Ho trovato un mentore che era molto esigente e molto impegnato. Era appena tornato in Italia dopo un periodo di dieci anni in Nuova Zelanda e io ero il suo primo dottorando a Roma. Molto di quello che dovevo imparare, l'ho fatto io stesso. Ma penso che questo sia un rituale molto comune nella zona. Mi sono reso conto che se non avessi sviluppato la mia tecnica non mi sarei mosso. Ho seguito la strada in cui credevo e ho cercato ciò che volevo sviluppare.
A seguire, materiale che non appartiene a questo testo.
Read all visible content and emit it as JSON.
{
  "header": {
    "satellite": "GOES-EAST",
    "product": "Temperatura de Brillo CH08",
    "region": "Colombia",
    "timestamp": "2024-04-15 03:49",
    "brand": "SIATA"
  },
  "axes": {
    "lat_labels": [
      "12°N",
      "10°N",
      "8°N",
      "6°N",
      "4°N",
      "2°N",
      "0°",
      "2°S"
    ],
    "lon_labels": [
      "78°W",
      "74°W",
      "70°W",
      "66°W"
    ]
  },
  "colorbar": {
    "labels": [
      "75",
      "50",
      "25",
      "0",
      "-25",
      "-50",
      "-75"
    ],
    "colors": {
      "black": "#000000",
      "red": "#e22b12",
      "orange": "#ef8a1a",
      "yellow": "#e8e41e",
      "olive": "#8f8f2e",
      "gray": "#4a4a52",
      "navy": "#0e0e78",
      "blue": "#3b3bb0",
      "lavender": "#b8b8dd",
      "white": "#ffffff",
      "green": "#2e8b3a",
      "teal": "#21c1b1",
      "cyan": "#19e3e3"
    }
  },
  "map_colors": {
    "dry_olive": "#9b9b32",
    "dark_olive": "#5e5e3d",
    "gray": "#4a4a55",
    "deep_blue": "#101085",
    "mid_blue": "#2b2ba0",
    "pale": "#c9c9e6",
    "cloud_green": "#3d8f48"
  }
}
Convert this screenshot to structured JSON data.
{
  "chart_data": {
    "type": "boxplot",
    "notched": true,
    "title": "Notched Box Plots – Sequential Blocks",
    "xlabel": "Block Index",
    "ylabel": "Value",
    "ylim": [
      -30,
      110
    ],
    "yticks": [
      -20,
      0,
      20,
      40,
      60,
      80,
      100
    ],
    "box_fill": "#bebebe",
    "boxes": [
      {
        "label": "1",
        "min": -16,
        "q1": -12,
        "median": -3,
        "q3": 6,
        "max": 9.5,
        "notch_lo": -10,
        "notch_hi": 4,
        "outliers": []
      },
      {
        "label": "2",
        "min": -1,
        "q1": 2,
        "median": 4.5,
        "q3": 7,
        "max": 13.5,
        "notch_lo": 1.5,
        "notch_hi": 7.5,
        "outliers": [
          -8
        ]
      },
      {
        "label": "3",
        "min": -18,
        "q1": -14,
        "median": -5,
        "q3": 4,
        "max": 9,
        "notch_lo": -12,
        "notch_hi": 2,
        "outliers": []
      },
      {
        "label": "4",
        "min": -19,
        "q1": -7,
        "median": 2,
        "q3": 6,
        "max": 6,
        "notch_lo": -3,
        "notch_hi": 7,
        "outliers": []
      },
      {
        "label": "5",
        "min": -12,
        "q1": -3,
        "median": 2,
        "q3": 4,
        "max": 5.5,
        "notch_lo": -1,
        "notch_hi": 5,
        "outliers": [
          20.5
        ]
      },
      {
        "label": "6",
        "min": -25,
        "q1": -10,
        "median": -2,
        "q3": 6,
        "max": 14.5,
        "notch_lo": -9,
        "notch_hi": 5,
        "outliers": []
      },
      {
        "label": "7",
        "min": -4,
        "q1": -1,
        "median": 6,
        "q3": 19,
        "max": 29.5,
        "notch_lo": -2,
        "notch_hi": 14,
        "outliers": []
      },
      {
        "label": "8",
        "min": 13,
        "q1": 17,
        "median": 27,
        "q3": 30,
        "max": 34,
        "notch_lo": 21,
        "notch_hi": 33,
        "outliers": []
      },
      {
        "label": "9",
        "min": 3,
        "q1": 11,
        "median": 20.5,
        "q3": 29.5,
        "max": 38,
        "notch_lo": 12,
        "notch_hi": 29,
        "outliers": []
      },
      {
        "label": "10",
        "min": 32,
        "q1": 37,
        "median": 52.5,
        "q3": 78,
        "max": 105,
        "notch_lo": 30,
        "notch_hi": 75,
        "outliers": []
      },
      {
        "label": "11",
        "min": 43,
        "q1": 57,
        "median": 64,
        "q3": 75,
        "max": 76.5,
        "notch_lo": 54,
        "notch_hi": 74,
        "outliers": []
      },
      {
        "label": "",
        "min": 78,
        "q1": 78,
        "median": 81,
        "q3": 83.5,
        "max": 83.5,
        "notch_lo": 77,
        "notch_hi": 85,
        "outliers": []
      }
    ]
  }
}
Alla fine è stato liberatorio. Il ruolo del consulente è proprio quello di cercare di ottenere il meglio dal suo consulente. Ci sono molti modi per farlo e ogni consulente ha il suo.
Il punto era che la mia strada veniva tracciata, e alla fine del corso, durato quattro anni, mi sono ritrovata a pensare a quale strada avrei dovuto seguire. Ho ricordato i motivi per cui ho iniziato tutto questo e alla fine è stato proprio quello, nonostante le infinite possibilità. Le buone relazioni che instauriamo durante il periodo sono importanti. In uno di questi, ho finito per incontrare chi è il mio partner oggi.
L'ho incontrata casualmente, in occasione dell'addio a un'amica che avevamo in comune. È un'architetto brasiliana che ha un percorso professionale simile, anche se la zona è diversa, sappiamo che è interconnessa. Molto più di quanto immaginassimo.
È stato parlando degli ostacoli tra Architetto e Ingegnere che siamo giunti a una conclusione comune: che questi due professionisti, in generale, non lavorano insieme. Crediamo che questo sia un problema tecnico. Un progetto ben progettato dovrebbe essere visto in modo complementare. Ancora meglio, se nel suo design è già pensato in modo complementare. Cioè, Architetto e Ingegnere che lavorano insieme.
Nasce così il nostro studio (Mancini & Marchiori). Un ufficio che lavora solo con il design, ma in modo connesso e intelligente. Nella concezione, discutiamo sempre di quali sono le possibilità che abbiamo e cerchiamo di eliminare il più possibile i punti che possono generare conflitti in futuro. Questo è stimolante. Il progetto nasce con intelligenza e guadagniamo in produttività e soddisfazione del cliente finale.
Infine, senza esagerare, il dottorato non è obbligatorio ma allarga decisamente il nostro punto di vista. Impariamo di più, impariamo a saperne di più, impariamo a superare alcune barriere e contribuiamo allo sviluppo di nuove tecniche. Se tutto questo è importante per la crescita professionale? Certo che si. Ma, più di questo, il dottorato aiuta a maturare.